Phalaenopsis orchids are rapidly becoming the standard flowering pot plant.
They are in every grocery store floral section or checkout and they seem to be there on a year round basis. They do deserve this status. They have wonderful exotic flowers in a wide range of colours and they stay in bloom for a few months. These Orchids are also quite easy to care for and with a little knowledge and effort most people can manage to get them to rebloom. I have also found that I can add to my collection by gathering up plants from those who have no interest in trying to rebloom them.
What Are They?
Phalaenopsis are a group of tropical epiphytic Orchids that are native to Southeast Asia from the base of the Himalayas through the Philippines to Northern Australia. Knowing their origins provides us with lots of hints for their care. They do like to be outside in the summer but obviously cannot handle any frost. Being epiphytes, means that they grow attached to trees where they have their roots exposed to the air and where they are adjusted to lower light levels. Those lower light levels
are what makes them such great houseplants. Their epiphytic nature tells us to pot them in porous, well drained media and indicates why they are often sold in clear containers.
How Much Water?
Phalaenopsis will always be happier if you provide them with too little water rather than too much water. In nature they get soaked when it rains but their roots just hang there in the humid air in between rains. If they are kept in a wet growing media the roots will rapidly rot and that’s the end of them. Loosely packed sphagnum moss or coconut husk chips or a combination of these is the best soil mix. If they are in moss then water them when they are dry on top and the pot is feeling quite light. Make sure they drain completely before putting them back into a decorative container. I tend to use Coconut chips and then I soak them in a bucket of water for a few moments to let the chips absorb their water and then drain them thoroughly. This is repeated when the chips feel quite dry. By soaking them I can also briefly immerse the leaves to remove any accumulating dust and dirt.
Remember the phrase, weekly, weakly, and you will have a good idea of how to deal with their nutrient requirements. Obviously if you are not needing to water on a weekly basis then you adjust. Weakly, means something less then half the recommended rate. I use a general purpose soluble fertilizer, 20 - 20 - 20 during the spring and summer growing season and something like 5 - 15 - 5 in the fall and winter flowering period. Every third or fourth watering, use no fertilizer and make sure to water well to flush out any accumulating salts from the fertilizers.

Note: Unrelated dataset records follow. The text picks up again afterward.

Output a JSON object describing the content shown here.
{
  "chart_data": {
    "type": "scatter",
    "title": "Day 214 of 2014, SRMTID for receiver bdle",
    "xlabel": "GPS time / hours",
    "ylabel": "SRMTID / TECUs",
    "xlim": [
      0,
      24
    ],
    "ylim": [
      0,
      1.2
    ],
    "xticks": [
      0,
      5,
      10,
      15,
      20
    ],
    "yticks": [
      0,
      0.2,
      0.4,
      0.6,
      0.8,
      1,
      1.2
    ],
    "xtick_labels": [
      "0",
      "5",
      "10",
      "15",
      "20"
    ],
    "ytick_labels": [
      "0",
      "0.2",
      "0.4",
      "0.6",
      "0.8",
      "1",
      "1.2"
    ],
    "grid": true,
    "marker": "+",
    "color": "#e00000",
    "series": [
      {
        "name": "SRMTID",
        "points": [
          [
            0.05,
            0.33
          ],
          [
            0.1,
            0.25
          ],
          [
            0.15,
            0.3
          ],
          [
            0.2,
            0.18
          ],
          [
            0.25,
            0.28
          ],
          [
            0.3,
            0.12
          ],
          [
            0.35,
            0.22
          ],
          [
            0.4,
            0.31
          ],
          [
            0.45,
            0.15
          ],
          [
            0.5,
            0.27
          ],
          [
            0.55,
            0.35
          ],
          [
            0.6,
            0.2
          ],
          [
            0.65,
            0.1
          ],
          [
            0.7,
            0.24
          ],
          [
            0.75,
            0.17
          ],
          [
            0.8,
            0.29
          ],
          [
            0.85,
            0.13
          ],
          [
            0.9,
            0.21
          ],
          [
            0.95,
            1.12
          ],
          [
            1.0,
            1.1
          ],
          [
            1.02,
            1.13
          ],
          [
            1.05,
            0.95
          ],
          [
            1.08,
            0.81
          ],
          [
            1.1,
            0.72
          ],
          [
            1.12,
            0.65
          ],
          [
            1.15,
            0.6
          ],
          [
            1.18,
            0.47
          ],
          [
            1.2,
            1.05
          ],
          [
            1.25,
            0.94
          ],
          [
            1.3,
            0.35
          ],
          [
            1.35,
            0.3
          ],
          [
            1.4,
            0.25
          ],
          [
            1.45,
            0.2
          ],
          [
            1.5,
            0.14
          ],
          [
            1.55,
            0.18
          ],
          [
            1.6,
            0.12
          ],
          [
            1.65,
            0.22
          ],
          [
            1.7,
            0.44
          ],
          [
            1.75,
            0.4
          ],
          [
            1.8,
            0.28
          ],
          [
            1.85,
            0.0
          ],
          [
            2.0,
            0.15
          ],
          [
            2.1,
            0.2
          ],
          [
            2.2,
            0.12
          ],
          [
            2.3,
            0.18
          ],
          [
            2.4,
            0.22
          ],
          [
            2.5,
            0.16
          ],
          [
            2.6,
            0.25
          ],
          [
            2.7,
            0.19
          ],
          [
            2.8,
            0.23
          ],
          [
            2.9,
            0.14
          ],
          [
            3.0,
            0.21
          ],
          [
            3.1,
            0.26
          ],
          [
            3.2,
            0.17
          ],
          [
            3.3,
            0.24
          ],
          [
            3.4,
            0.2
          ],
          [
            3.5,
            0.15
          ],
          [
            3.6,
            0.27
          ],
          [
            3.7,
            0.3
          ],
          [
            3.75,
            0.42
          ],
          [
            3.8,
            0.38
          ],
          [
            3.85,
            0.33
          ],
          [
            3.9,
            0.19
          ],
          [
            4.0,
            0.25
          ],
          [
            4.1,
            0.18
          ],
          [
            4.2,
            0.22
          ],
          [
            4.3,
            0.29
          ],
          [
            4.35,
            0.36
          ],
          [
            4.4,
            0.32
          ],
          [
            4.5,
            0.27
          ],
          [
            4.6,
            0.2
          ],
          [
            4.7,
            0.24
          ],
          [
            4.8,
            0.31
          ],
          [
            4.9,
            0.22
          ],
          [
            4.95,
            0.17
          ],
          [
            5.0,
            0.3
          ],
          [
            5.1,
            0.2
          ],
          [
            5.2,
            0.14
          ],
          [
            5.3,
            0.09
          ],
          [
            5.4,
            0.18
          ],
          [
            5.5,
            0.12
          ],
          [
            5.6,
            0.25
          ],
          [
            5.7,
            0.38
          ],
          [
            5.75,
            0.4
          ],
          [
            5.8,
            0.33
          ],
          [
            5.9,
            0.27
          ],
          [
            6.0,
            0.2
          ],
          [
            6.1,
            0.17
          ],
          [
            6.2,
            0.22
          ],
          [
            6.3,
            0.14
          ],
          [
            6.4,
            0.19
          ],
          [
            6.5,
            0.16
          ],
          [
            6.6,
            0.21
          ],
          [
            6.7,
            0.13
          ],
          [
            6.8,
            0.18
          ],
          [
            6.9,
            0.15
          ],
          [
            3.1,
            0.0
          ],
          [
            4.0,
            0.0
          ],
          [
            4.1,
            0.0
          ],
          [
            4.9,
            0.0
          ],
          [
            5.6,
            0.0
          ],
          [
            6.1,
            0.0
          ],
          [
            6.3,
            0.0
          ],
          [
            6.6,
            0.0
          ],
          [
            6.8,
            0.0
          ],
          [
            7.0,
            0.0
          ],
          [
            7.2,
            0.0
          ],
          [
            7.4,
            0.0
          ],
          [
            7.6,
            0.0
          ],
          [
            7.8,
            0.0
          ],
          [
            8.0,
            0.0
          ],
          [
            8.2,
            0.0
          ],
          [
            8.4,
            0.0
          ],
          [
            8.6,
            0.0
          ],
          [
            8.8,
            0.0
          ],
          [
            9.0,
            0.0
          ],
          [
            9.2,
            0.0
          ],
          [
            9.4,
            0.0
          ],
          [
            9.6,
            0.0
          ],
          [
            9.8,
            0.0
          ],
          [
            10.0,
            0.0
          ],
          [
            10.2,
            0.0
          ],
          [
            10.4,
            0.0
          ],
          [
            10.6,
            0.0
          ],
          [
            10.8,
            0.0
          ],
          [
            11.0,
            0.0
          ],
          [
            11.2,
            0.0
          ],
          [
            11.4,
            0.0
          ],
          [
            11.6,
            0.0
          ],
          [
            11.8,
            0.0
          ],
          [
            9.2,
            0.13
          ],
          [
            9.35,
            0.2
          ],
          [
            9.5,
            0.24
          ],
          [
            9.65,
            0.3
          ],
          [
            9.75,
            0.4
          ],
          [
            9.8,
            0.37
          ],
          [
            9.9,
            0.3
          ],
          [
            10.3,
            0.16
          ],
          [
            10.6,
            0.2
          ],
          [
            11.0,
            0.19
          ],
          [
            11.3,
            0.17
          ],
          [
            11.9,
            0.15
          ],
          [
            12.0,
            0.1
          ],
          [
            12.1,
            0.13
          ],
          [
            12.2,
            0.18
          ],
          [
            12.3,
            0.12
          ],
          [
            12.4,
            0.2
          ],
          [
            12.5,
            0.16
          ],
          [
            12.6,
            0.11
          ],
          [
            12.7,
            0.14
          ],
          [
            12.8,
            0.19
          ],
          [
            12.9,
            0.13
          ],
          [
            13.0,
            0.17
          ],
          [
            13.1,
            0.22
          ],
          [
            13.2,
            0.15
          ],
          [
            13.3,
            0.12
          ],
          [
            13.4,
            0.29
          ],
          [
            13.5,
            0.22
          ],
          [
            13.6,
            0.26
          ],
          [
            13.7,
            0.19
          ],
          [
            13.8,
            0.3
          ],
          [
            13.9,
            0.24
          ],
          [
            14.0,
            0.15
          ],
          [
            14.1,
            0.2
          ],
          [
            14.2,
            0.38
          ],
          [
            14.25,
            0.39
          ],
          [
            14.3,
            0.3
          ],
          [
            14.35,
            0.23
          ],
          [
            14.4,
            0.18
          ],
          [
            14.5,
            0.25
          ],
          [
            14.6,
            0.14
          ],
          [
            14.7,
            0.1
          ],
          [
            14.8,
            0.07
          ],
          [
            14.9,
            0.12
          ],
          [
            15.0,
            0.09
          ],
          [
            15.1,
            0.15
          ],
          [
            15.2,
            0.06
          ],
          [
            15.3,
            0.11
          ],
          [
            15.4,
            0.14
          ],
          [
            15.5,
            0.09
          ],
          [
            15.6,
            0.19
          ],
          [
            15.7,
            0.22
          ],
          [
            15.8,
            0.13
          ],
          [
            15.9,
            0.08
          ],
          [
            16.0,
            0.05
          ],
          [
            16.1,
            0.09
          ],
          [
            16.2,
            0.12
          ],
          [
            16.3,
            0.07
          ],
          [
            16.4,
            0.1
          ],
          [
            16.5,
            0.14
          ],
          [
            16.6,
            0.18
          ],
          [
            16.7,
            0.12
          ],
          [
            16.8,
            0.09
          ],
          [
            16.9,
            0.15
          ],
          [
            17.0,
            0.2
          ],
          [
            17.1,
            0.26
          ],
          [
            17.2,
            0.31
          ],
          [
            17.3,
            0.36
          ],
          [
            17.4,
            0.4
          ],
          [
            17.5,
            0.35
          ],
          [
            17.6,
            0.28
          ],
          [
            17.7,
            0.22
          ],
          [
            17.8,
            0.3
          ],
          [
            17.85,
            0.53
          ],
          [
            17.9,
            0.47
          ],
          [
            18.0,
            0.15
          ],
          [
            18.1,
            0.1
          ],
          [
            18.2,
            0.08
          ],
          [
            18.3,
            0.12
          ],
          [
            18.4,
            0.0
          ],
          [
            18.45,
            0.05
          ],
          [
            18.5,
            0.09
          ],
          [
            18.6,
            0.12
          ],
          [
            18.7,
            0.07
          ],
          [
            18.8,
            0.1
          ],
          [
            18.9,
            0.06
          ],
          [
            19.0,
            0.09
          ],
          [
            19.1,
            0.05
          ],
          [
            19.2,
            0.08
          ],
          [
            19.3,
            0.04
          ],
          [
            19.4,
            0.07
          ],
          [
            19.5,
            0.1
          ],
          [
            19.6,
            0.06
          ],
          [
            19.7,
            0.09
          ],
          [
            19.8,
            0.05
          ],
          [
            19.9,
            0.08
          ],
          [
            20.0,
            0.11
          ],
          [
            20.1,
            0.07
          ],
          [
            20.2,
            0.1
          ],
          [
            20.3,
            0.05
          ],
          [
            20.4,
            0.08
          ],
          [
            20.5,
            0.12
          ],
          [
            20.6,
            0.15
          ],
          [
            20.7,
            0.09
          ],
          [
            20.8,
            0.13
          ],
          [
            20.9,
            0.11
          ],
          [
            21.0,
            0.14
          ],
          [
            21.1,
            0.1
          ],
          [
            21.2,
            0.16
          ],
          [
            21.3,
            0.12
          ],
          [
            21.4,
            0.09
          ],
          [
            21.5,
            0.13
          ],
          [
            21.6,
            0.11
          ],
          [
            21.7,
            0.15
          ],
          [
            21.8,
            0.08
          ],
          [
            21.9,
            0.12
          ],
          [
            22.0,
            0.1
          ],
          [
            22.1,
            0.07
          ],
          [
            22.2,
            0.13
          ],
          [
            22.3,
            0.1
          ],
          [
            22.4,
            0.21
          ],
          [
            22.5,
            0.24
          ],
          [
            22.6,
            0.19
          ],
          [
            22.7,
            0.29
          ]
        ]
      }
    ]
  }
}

Most of us acquire one of these Phalaenopsis because we are enticed by the exotic blooms. The stores have them in bloom almost year round but that requires a greenhouse where you can control the temperature and light all year. They tend to bloom naturally in the autumn and early winter under the influence of cooler nights. Mine spend the summer outdoors in quite heavy shade and find their way back inside by mid September. They sit on the cool windowsills of the solarium and at some point they start to throw up new bloom stalks. When the blooms are finished in a few months you have a couple of choices. If it is a new plant, then the finished bloom stalk can be cut as close to its bottom as possible. If it is an older larger plant then you can often get some new flowers sooner by cutting the bloom stalk to about the second node and it will probably put out a branch at that point and keep on blooming.
If you receive a Phalaenopsis as a gift just sit back and enjoy the wonderful blooms, watering it occasionally. If you have an urge to exercise a latent green thumb then these are a great plant to try it with and you will probably be rewarded with even more exotic blooms. Don’t throw it out. You probably know someone like me that will take it in and nurture it and if they are really nice people they may give it back to you when it reblooms.